Since we know that Laravel's console application extends Symfony's, we need to discover where exactly this is being brought in and invoked. Looking at the App\Console\Kernel (the kernel that is available to "user-land" code for registering commands and scheduling commands) we can see that it extends a framework console kernel located at Illuminate\Foundation\Console\Kernel. Performing a quick string search within the Kernel file for Illuminate\Console\Application reveals that an instance of the console application is set and returned by the getArtisan protected method. Since the method is marked as protected any inherited classes can call or override the method if they want (see the Visibility section in the PHP manual for more information related to method visibility).

It is by overriding this method that we are able to make customizations to the actual console application instance. However, we need to make sure that our modified version of getArtisan sets the $artisan instance property as well as returns the application instance.

Here is what a Kernel class might look like with the modified getArtisan method:

<?php

namespace App\Console;

use Illuminate\Console\Scheduling\Schedule;
use Illuminate\Foundation\Console\Kernel as ConsoleKernel;

class Kernel extends ConsoleKernel
{

    /**
     * The Artisan commands provided by your application.
     *
     * @var array
     */
    protected $commands = [
        // Commands\Inspire::class,
        Commands\TestCommand::class
    ];

    /**
     * Define the application's command schedule.
     *
     * @param  \Illuminate\Console\Scheduling\Schedule  $schedule
     * @return void
     */
    protected function schedule(Schedule $schedule)
    {
        // $schedule->command('inspire')
        //          ->hourly();
    }

    /**
     * Register the Closure based commands for the application.
     *
     * @return void
     */
    protected function commands()
    {
        // $this->command('build {project}', function ($project) {
        //     $this->info('Building project...');
        // });
    }

    protected function getArtisan()
    {
        // Check if the artisan property is null; If so
        // we need to instantiate it by calling the
        // getArtisan method on the base class;
        // after this we can make any of the
        // modifications we want before we
        // return the app instance back.
        if (is_null($this->artisan)) {
            $this->artisan = parent::getArtisan();

            // Make our modifications here.

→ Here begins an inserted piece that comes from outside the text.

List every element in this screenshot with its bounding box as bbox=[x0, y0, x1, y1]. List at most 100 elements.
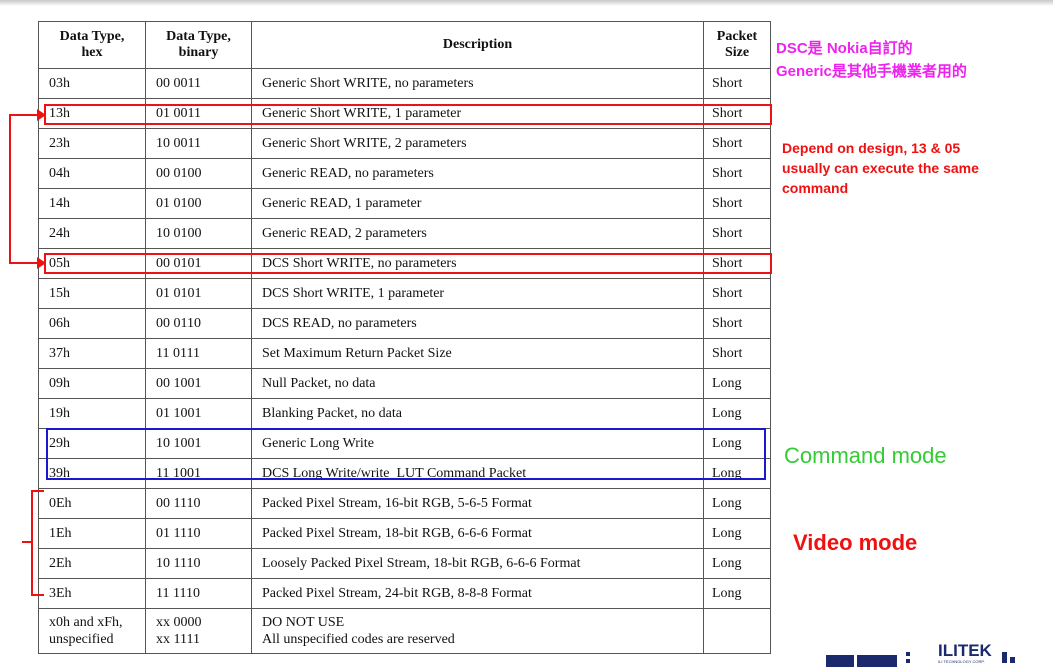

            // Rename the console application.
            $this->artisan->setName('Laravel Artisan');

            // Change the version number.
            $this->artisan->setVersion('1.0.0');

        }

        return $this->artisan;
    }

}

Now, when a user invokes php artisan in the shell they would see the following output (take note of the application name and version number on the first line):

Laravel Artisan version 1.0.0

Usage:
  command [options] [arguments]

...

It is also possible to easily modify the default command that is executed when the artisan console application is invoked without specifying a command. By default the list command is executed and will list all of the registered commands. However, this can be changed within our modified getArtisan method:

<?php

// ...

function getArtisan()
{
    if (is_null($this->artisan)) {
        $this->artisan = parent::getArtisan();

        // Change the default command.
        $this->artisan->setDefaultCommand('route:list');
    }

    return $this->artisan;
}

// ...

With the above modification when a user types php artisan in their shell and hits the enter key on a fresh Laravel installation they would see the following routes table instead of the command listing:

+--------+----------+-----+------+---------+------------+
| Domain | Method   | URI | Name | Action  | Middleware |
+--------+----------+-----+------+---------+------------+
|        | GET|HEAD | /   |      | Closure | web        |
+--------+----------+-----+------+---------+------------+

These modifications can be useful when developing for clients that require custom branding throughout all areas of an application.